Collective security is the principle whereby a group of states treats an attack on any one member as an attack on all and responds jointly against the aggressor. Article 16 of the League Covenant codified this idea, providing for economic sanctions and, if necessary, military assistance to isolate a violator. Theoretically more deterrent than balance-of-power politics, the scheme struggled in practice because key powers abstained or disagreed on enforcement. The United Nations collective security system under Chapter VII of the Charter inherits the concept, with Security Council resolutions during the Korean and Gulf Wars serving as applications. Bourgeois played a pioneering role in early institutional debates, stressing the automatic character of sanctions.

International arbitration

International arbitration places legal or factual disputes between states before a neutral third party whose award the parties pledge to accept.
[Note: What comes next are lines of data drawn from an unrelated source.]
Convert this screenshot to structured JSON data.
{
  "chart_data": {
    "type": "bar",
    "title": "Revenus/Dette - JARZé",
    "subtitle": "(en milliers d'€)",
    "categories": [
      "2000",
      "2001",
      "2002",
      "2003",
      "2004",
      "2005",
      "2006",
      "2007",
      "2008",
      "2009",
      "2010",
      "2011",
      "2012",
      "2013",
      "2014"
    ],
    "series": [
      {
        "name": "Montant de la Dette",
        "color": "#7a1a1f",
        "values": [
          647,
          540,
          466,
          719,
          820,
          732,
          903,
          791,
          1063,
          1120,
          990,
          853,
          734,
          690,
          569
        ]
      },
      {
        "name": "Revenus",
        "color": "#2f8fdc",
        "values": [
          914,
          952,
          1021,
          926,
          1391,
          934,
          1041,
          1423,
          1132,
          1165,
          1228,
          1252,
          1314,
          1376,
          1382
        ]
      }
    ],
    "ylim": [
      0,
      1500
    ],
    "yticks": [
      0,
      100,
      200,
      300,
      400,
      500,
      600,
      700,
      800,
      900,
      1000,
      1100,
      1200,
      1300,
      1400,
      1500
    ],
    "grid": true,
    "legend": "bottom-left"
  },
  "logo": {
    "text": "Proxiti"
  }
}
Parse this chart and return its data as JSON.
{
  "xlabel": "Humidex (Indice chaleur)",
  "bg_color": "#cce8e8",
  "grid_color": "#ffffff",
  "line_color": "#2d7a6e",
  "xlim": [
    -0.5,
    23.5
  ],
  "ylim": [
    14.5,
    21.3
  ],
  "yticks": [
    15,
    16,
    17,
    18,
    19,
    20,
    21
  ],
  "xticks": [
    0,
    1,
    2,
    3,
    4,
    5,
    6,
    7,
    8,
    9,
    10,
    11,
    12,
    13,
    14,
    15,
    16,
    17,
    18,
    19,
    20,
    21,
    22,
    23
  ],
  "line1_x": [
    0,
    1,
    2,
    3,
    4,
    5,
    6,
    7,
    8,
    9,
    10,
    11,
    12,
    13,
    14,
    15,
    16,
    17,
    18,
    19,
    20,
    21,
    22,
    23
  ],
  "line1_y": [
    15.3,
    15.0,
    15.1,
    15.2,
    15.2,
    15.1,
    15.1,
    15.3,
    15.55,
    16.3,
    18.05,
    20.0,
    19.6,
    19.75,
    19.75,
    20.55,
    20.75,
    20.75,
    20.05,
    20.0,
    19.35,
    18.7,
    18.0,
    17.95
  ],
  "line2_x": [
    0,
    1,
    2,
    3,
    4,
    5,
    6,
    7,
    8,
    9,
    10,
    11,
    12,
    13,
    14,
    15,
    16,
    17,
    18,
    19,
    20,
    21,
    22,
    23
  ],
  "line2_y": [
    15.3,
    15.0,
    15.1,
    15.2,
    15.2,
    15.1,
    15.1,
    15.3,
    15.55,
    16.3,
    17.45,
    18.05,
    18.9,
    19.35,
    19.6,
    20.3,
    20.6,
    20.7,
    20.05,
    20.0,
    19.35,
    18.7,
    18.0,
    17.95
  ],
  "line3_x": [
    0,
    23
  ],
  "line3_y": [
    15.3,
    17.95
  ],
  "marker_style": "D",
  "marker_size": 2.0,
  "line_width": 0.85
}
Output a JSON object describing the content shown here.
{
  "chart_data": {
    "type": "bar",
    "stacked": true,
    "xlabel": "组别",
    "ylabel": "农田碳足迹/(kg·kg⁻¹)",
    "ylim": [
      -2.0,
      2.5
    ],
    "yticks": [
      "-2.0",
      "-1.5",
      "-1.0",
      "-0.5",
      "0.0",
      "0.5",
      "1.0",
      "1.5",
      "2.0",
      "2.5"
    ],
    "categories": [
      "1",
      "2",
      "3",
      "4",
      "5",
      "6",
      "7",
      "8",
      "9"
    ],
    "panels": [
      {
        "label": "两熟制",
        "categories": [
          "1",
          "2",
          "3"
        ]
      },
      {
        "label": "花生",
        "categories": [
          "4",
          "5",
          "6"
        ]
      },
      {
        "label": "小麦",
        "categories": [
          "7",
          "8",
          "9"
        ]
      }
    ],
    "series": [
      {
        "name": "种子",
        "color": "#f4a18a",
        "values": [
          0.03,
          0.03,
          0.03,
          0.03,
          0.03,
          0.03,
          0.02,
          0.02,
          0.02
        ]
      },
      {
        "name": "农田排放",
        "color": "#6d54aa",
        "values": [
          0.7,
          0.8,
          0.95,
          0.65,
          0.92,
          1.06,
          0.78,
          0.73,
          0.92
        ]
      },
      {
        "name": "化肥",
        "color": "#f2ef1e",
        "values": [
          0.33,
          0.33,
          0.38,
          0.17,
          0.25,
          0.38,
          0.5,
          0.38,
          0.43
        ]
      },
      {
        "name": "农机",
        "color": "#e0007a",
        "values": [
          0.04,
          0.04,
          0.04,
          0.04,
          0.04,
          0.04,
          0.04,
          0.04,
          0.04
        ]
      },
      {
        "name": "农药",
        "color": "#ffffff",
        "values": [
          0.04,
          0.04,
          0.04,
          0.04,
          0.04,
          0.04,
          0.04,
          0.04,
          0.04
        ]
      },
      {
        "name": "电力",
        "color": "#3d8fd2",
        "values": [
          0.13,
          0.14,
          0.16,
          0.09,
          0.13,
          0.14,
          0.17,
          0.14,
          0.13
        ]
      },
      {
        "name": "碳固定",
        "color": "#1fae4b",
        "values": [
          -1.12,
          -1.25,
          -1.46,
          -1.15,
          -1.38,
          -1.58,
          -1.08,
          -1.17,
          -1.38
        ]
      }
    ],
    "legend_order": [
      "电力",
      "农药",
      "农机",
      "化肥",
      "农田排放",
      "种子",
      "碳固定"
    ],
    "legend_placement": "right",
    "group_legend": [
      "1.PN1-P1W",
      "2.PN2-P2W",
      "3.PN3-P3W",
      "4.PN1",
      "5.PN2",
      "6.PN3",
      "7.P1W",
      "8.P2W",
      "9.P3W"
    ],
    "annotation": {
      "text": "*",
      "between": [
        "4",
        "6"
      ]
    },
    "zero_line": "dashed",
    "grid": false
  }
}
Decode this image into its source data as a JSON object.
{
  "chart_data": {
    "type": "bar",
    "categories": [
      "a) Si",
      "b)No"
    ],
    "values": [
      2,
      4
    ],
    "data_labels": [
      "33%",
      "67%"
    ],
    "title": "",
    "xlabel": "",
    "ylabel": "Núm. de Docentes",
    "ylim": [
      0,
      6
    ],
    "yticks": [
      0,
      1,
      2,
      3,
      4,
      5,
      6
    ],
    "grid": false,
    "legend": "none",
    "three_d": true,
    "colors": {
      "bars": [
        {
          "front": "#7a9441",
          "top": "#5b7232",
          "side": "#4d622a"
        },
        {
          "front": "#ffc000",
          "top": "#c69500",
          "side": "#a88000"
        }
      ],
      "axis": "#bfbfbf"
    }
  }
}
The Permanent Court of Arbitration (PCA) was created at the Hague Peace Conferences, where Bourgeois promoted a treaty on compulsory arbitration. The League Covenant encouraged parties to submit cases to arbitral or judicial bodies, seeking to institutionalize war avoidance. Although arbitral awards are legally binding, they rely on voluntary compliance, making linkage with collective sanctions desirable. Arbitration remains central to international law today, from PCA interstate cases to investment disputes.

World War I

Fought from 1914 to 1918, World War I was the first total war, driven by rival alliances and imperial competition among great powers. It claimed more than ten million lives and caused unprecedented material devastation, forcing a reordering of international relations. The Treaty of Versailles signed at the 1919 Paris Peace Conference incorporated the Covenant of the League of Nations. The war’s horrors implanted a determination to prevent future conflicts and provided political momentum for creating a peace organization. Bourgeois’s ideas and Nobel recognition are inseparable from this historical context.

Solidarism

Solidarism emerged in late-19th-century France as a social philosophy positing reciprocal obligations among individuals and groups. Léon Bourgeois extended domestic solidarism to international relations, arguing that states share moral duties and common interests. He embedded this view in the League of Nations, seeking institutional designs that integrated dispute settlement, economic cooperation, and social justice. Solidarist thought influenced Keynesian adjustment schemes and the internationalization of social rights, foreshadowing the social policy dimensions of the UN and the EU. It offers a theoretical counterpoint to realist notions of absolute sovereignty and continues to inform debates on global public goods.